1) In the play The Doll House, a wife leaves her husband and her children for freedom for her own opinion. The time at which this play is set in many years back into history, and there are few women’s rights. Nora, the wife, becomes disgusted with her husband’s abusing manipulative ways and chooses to leave him, even though it is entirely unheard of and her quality of life is sure to diminish. She chose to leave her children with this wretch of a man after he finds out about her helping with the finances and refuses to treat her as a wife anymore. Although she loves her children, she realizes a life without her will be near the same as they will have the nurse, but if her children ever find out the “treachery” she committed, it wouldn't be. To Nora, assisting in financial income was a sin upon her marriage. Her husband told her never to help and she betrayed that custom and “trust”. This all occurs towards the very end of the play. To the play this adds dramatics, and is the climax to the story. In addition to this, it also revolves around the idea of feminism and  relationships that work within the play. The woman betrays her own promises to help the one she made those promises to.
2)No country for Old men
The book No country for Old Men has an interesting view on morals. It is open for interpretation from every reader. All of the characters have their own unique  ways of dealing with things. Some would consider one of the main characters, Sheriff Bell, extremely moral, others the complete opposite, but most view him as dead in between. While Sheriff Bell appears as a moral man we find things out about him as the story goes on, things he's done that are not so moral. He does a good man’s work. He abides by the law and he enforces it as well. However, he also ran away from his men in battle, and was the only survivor. He received a medal of honor for being the last survivor, which he accepted, even though he knew it wasn't truly an honor. In the end of the story, he gives up in chasing down a serial killer. He doesn't believe he can catch him without dying so he gives up and retires to the quiet life. Without this consideration of Bell in the book, the story would be lacking intricacy and meaning. It also has a sense of existentialism that it brings to the table, but without this choices have been made mentality of Bell, it wouldn't be as strong.

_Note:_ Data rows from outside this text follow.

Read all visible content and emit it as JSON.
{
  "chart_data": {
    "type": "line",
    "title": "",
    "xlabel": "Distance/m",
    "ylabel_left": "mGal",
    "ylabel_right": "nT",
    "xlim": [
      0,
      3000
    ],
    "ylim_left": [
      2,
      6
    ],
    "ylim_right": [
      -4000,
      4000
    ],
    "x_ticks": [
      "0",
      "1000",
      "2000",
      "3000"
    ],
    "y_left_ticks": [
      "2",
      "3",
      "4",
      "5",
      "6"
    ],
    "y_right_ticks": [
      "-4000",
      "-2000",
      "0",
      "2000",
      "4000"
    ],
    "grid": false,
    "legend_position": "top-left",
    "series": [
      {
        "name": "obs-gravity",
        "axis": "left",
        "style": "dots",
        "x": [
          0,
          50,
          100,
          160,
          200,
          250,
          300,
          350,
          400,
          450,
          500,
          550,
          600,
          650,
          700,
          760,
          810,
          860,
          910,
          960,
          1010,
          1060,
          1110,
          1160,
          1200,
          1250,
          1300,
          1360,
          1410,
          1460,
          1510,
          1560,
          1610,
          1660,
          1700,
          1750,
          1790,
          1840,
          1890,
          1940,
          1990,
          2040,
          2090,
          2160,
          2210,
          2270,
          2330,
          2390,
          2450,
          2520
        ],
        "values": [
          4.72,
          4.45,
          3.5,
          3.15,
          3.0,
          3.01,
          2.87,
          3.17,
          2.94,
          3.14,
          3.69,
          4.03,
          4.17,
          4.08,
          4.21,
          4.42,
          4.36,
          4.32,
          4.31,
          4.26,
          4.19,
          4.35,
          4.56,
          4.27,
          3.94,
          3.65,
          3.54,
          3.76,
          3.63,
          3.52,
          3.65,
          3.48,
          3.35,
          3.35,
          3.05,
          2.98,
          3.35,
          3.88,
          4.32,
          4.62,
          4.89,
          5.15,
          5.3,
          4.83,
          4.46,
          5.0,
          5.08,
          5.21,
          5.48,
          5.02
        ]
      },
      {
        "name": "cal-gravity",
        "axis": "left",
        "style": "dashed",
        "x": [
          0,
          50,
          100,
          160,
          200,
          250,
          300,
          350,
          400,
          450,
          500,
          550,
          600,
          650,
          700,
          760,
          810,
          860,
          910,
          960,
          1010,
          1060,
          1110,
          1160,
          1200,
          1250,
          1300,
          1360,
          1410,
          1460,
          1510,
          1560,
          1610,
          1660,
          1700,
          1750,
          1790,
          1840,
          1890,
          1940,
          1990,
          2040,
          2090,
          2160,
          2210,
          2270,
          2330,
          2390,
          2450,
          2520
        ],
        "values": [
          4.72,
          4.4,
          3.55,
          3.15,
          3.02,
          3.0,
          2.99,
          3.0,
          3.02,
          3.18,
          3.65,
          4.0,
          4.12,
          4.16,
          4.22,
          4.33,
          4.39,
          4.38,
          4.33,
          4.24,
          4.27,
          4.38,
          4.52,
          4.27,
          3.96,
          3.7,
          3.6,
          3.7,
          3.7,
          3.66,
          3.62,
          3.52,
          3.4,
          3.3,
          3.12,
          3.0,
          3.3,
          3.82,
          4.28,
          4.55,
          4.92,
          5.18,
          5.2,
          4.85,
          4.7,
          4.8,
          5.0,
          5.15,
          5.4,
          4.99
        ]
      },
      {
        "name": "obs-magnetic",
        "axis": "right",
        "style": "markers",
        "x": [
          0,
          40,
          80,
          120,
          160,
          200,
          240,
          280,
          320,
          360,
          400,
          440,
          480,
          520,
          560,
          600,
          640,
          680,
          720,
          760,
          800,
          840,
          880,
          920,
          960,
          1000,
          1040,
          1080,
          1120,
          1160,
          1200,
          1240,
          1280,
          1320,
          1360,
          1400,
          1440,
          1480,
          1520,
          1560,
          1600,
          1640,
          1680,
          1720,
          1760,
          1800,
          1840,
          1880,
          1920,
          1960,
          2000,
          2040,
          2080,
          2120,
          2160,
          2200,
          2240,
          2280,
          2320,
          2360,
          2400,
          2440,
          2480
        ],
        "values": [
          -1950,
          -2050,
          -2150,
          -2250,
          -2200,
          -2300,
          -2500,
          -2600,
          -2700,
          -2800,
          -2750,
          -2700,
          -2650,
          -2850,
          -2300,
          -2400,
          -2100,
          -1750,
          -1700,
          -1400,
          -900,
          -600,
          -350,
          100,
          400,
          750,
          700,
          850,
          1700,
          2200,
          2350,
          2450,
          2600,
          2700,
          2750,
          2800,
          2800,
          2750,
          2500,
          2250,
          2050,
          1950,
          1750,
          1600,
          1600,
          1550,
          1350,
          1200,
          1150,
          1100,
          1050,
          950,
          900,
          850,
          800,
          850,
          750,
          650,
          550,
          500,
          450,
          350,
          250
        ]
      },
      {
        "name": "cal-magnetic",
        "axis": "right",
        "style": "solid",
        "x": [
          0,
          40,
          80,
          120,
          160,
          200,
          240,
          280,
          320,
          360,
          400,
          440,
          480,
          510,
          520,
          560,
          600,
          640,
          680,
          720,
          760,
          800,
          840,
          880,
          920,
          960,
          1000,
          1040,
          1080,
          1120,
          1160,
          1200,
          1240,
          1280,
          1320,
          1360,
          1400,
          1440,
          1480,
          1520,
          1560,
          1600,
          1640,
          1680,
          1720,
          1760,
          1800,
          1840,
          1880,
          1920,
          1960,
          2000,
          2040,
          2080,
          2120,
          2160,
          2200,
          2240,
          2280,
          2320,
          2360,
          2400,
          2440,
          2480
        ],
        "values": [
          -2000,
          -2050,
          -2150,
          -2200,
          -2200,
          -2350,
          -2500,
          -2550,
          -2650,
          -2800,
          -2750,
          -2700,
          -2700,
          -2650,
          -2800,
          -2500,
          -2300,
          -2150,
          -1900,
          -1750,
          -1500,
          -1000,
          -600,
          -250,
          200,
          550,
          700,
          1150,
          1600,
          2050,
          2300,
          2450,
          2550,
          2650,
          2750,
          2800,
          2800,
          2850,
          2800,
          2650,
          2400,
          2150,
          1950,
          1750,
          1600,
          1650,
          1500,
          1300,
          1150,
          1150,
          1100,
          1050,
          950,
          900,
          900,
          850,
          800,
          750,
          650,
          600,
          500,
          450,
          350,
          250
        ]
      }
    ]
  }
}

3) Fences by August Wilson

The play Fences by August Wilson is ridden with racial inequality on both social and economical levels. The play focuses on three people, Troy, the father, Cory, the son, and Rose, the wife. They are all black people living in a majority white society. Although there are no characters who are the privileged white they are so outcast from, racial discrimination is a huge theme within this production. Troy is the most obvious example  from the text. He forbids Cory to play ball, based off of his own experiences as a black athlete. Even though he was a good player, there were no unsegregated leagues for him to play in, and in turn he couldn't make it to the “big leagues”. Even though they have progressed to a time where integration is becoming more common in sports, Troy refuses to let Cory play ball. This plays to the theme of the book overall. How can one’s previous, or their parents experiences of being an outcast affect one’s life and choices.